IP Man: The Final Flight
D+

IP Man: The Final Flight

Little more than a reverential series of paper-thin anecdotes, Ip Man: The Final Fight covers the later years of the titular “Grandmaster,” whose perfection of the Wing Chun style of kung fu eventually reached the international masses courtesy of his most famous pupil, Bruce Lee. Unlike Wong Kar-wai’s The Grandmaster, which strove for both emotional and combative grandeur, or Wilson Yip’s two action-oriented efforts, Herman Yau’s Ip film is a hagiography of the thinnest sort, focusing on the legendary martial artist (Anthony Wong) as he moves to Hong Kong in 1949 and—because his modesty prevents him from opening an actual school—begins teaching a ragtag assortment of students on a building’s rooftop.

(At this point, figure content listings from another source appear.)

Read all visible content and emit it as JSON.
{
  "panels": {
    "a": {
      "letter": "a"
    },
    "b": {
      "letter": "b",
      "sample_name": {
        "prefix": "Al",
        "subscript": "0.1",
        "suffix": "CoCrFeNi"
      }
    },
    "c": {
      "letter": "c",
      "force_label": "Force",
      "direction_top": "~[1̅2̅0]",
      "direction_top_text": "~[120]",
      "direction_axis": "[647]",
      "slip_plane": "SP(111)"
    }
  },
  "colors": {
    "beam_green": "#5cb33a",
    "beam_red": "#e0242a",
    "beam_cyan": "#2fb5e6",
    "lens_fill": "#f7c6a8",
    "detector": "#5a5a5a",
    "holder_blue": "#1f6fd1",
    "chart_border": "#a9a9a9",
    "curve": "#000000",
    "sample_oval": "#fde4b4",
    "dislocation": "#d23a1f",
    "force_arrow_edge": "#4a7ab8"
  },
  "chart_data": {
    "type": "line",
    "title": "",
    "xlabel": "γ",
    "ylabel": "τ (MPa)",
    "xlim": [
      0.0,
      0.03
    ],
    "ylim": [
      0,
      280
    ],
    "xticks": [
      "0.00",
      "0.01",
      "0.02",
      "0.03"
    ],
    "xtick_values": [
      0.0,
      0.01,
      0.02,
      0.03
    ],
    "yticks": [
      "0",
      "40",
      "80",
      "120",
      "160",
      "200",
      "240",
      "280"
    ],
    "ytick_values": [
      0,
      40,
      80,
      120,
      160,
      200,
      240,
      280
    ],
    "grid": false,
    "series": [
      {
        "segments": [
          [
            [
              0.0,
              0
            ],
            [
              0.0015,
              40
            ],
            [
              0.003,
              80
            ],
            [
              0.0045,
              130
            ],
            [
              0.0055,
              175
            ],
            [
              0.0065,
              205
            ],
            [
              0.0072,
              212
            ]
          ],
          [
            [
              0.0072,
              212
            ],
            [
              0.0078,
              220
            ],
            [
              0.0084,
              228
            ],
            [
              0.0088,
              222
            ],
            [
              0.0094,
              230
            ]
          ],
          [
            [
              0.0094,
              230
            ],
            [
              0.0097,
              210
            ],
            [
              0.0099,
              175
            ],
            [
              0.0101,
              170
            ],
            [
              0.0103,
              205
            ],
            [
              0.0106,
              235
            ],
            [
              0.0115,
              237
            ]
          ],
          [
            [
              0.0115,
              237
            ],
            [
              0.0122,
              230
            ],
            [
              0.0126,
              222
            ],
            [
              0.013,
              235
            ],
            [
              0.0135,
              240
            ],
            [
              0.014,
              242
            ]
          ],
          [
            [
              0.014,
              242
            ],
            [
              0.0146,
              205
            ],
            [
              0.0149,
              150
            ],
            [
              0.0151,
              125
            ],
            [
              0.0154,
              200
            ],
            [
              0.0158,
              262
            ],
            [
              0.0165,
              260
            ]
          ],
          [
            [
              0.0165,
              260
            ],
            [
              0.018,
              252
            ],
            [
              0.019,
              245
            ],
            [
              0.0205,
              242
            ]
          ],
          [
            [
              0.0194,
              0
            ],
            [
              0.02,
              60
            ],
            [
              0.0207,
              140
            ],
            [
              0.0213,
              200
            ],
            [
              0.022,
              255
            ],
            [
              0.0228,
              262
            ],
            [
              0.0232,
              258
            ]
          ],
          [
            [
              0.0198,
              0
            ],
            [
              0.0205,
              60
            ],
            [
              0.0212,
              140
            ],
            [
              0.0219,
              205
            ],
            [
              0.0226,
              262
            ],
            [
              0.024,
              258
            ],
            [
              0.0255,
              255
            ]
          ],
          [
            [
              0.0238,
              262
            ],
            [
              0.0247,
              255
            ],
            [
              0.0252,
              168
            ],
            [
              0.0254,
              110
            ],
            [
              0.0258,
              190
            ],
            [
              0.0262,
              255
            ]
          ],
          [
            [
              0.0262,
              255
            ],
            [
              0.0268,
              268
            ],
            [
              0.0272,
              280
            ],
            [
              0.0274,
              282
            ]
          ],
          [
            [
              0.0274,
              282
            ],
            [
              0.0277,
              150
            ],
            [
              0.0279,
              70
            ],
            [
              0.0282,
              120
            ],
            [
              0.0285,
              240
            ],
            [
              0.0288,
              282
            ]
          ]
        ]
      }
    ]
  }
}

Those pupils all have various mini-dramas that Yau dramatizes without any concern for depth, as their uniformly sketchy dilemmas are designed only to reaffirm Ip Man’s great wisdom and ass-kicking ability. As embodied by Wong, Ip is a man of such judicious restraint and sage knowledge that he comes across as nothing short of a saint, and The Final Fight furthers that characterization by giving him only fortune-cookie-style maxims to spout to his adoring disciples. Amid copious groan-worthy proverbs (“The gun you use is foreign, but your fists are your own”), Ip supports other Wing Chun practitioners, spars with a good-natured rival master, and comes to the aid of devotees who seem to be in constant trouble from which they can’t extricate themselves without their mentor’s help.

Ip thus turns out to be not just an erudite guru but also a father figure for his followers, not to mention for his own son, whose hindsight narration drenches the proceedings in dewy-eyed, one-note nostalgia. Ip’s marriage, subsequent relationship with a singer, and eventual work with Lee are so thoroughly skimmed over that for most of its runtime, The Final Fight plays out like a collection of greatest-hits vignettes barely connected to one another. Just as cursory as its portraiture are its kung fu battles, which are staged with bland competence yet prove devoid of novelty or excitement, in large part because there’s never anything at stake. That’s also true of the climax, in which Ip finally faces off against local crime boss Dragon (Xin Xin Xiong) in a showdown that’s utterly perfunctory. From fawning beginning to maudlin close, it’s a monotonous, wannabe-mythmaking biopic for Ip completists only.